Como prova de que é possível aumentar o número de praticantes, Silvana diz que há na cidade, atualmente, cinco mil pessoas praticando a dança de salão, o que considera baixo. “A dança de salão tem que ser disseminada. O mais duro é não termos um grupo mais organizado. E há o problema de ela ser vista como algo mais comercial. Eu participei de grupo de teatro, o que talvez me faça ter uma visão mais artística que empresarial. É claro que não dá para viver no Brasil só dançando, é preciso ser professor também para poder ganhar a vida. E eu gosto muito de ensinar, mas gostaria também de estar em cartaz com algum espetáculo.”

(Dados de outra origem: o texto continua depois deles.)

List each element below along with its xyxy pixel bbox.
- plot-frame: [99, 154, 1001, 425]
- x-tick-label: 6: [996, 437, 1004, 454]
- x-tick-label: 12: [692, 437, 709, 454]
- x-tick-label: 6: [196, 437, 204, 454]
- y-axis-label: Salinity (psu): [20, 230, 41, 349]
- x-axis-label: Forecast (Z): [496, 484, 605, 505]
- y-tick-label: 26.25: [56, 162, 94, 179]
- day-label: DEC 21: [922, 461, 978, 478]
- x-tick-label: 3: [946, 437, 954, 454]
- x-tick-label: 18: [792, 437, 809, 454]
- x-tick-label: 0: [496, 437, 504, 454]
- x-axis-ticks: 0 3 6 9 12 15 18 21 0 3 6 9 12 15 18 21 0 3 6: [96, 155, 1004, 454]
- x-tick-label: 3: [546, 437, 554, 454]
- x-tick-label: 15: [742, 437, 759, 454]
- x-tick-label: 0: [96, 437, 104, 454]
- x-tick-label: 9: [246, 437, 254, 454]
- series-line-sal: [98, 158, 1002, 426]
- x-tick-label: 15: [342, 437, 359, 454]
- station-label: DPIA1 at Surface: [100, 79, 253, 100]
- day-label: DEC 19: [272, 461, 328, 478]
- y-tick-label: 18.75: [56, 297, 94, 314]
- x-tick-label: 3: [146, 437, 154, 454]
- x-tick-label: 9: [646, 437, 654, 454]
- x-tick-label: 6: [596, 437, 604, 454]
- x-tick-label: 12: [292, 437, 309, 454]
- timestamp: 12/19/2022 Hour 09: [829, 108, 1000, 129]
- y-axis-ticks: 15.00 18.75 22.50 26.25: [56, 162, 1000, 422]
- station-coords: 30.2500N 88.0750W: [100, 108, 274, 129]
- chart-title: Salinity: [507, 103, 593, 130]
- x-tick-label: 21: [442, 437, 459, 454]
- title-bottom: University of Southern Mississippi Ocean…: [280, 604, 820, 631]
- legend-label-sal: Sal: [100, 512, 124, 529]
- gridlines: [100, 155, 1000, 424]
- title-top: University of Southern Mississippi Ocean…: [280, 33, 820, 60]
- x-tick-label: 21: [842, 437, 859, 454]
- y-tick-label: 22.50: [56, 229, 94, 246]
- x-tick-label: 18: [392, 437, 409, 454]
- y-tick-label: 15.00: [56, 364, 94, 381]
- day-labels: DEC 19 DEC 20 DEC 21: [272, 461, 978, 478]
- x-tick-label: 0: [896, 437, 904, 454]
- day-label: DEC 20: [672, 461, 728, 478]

Dentro dessa visão artística, um dos desejos de Silvana Marques era aproveitar ainda mais o espaço da escola, que costuma ficar ocioso durante o dia, já que as aulas são realizadas majoritariamente à noite. “Gostaria que fosse um local mais aberto, que recebesse mais projetos e se tornasse uma associação com o propósito de agregar pessoas, não ser apenas um espaço de dança.”
Documentário
A preocupação da professora em incentivar a atividade artística também passa por outro projeto: a produção de um documentário. “A questão da memória é uma deficiência em todos os níveis, e no nosso caso é pior. A ideia é registrar esses 25 anos de histórias, pegar o material que tenho e resgatar também o que aconteceu antes, porque ainda há pessoas que dançaram nos principais clubes da cidade, quando a dança era importante para o convívio social dos jovens”, diz. “Estava pensando em fazer este ano, mas não consegui trabalhar o projeto, mas vamos tentar em 2017”, encerra.